This is part of a series about developing a quick qualitative lens tilt test. The series starts here.
I thought more about the target for the lens tilt test, and realized that I had the wrong one. The target that I was using was optimized to give large amounts of image contrast over a range of defocusing. That’s precisely the opposite of what I want. I want a target that gives constant contrast across its extent, and one whose contrast varies highly with the amount of defocusing.
I thought that a simple checkerboard would be good. I created one, and added a center indicator in a color that would contrast with any of the Sony a7x focus peaking colors so that the rotational accuracy could be assessed.
I removed the Vello adapter that I suspected of creating the tilt that I observed yesterday in the Nikon 70-200 f/2.8E test, and replaced it with a dumb Novoflex adapter. Now the lens had one usable aperture: f/2.8. I set it to 135mm for this test.

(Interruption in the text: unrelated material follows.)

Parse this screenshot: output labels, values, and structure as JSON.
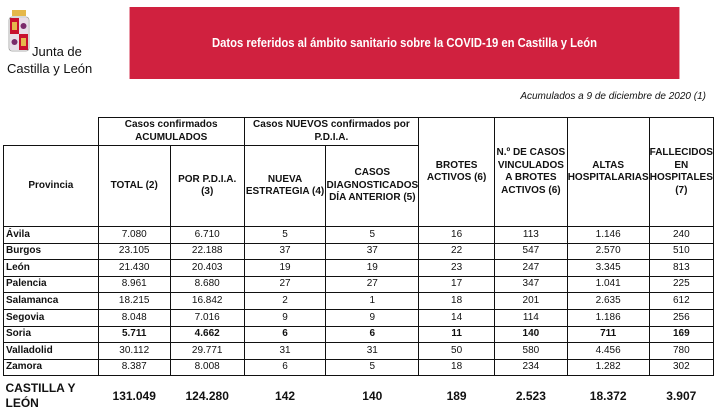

Then I looked at the back of the a7RII for two lens rotations 180 degrees apart from each other:
The camera wasn’t perfectly square to the target, as indicated by the dearth of redness on the right side of both images. But the less colorful areas are on the right side of both images, indicating that the lens is not tilted. If it had been tilted, the less red area would have moved as the camera was rotated.
Here’s the same test with the lens set to 200 mm:
Unsurprisingly, the conclusion is the same. The lens is not tilted.
I performed a similar test with a Sony 70-200 f/4 FE lens set to f/4. Here’s what I saw:
The bottom image is the one I used when I lined up the camera. The top is what I saw after rotating the camera through 180 degrees. There is a lot of off-axis falloff in sharpness. That’s due to a combination of field curvature and the fact that this lens does not produce very sharp corners wide open at 200 mm. I’m guess more of the latter than the former, and I think I can prove that. If most of the softness were due to focus curvature, then there would be some position of the focus ring that showed a red doughnut-shaped pattern. There is not.
The top image does not show the same radial symmetry, indicating that the lens is tilted slightly in the left/right direction. I have tested this particular lens previously and found the tilt not objectionable, so this test is pretty sensitive.
I should note that the results for the Sony zoom are not as repeatable as those for the Nikon lens, since there is a bit of play in the Sony removable lens collar.
Bruce Oudekerk says
It would seem to me that a finely demarcated checkerboard is an ideal mechanism to determine rotational alignment of the lens/camera. It should also be equally effective in judging lens axis alignment; defined as being at right angles to the plane of the target where that target is centered in the optical axis of that lens In that case, some form of keystoning (non-rectangular behavior) would be obvious if the target is not ‘square’.
I have NOT done the math, but intuitively any off axis alignment should be immediately visually apparent via non-parallel lines. At least any past testing I’ve done seems to indicate this. Even if geometric distortion is present, the corner endpoints should define parallel lines if the lens is on axis with the target.
For example, the Nikon test shots appear to be square. If we count the displacements in the horizontal and vertical rows of squares in the outer margins it appears to be the same in their given H or V orientation. Those 4 points determine two sets of parallel lines. As an aside, I don’t see how any distortion or alignment could produce a non-rectangular parallelogram. That might be intuitive to me that the target must be aligned ‘square’ but your results seem to indicate differently and I’m unable to rationalize that.
(I have to assume that the non-rectangular screen shots are due to the viewfinder capture mechanism and not the actual test file itself. ??? )
Bruce
JimK says
That’s right. I just snapped pictures of the LCD with a hand held D5.
I think your comments on the geometry of the target and lens distortion have the ring of truth to them, but I don’t know enough about lens design to say for sure.
Note that having the lens axis perpendicular to the target is not necessary for this technique to find a tilted lens. In fact, the only instance in which the lens will lend up perpendicular to the target in the initial alignment is if it has no tilt.
If we couple that with what you said about the geometry, it may be that there’s a test that doesn’t require inverting the lens. Get the focus peaking radially symmetric, then look at the checkerboard.
Hmmm…
Jim
Frans van den Bergh says
Hi Jim,
I have implemented a camera calibration process inside of MTF Mapper, using circular fiducials to estimate the parameters of the camera. This camera model would implicitly capture the geometric aspects alluded to by Bruce above, since my camera is constrained to be Euclidean (meaning that perpendicularity is preserved) and also projective (meaning that straight lines remain straight). Radial lens distortion is modelled explicitly, so we should end up with a camera model that maps a rectangle (say through four points near the corners of the chart) to a rectangle (in the reconstructed 3D world coordinate frame); the projection of the rectangle onto the image plane then forms a trapezoid from which we can infer the relative angle between the chart and the optical axis.
I posted some early examples here: https://www.dpreview.com/forums/post/58777891
The one thing that I still have to fully grasp is the influence of a tilted lens on the estimate of the relative orientation of the chart (with respect to the camera).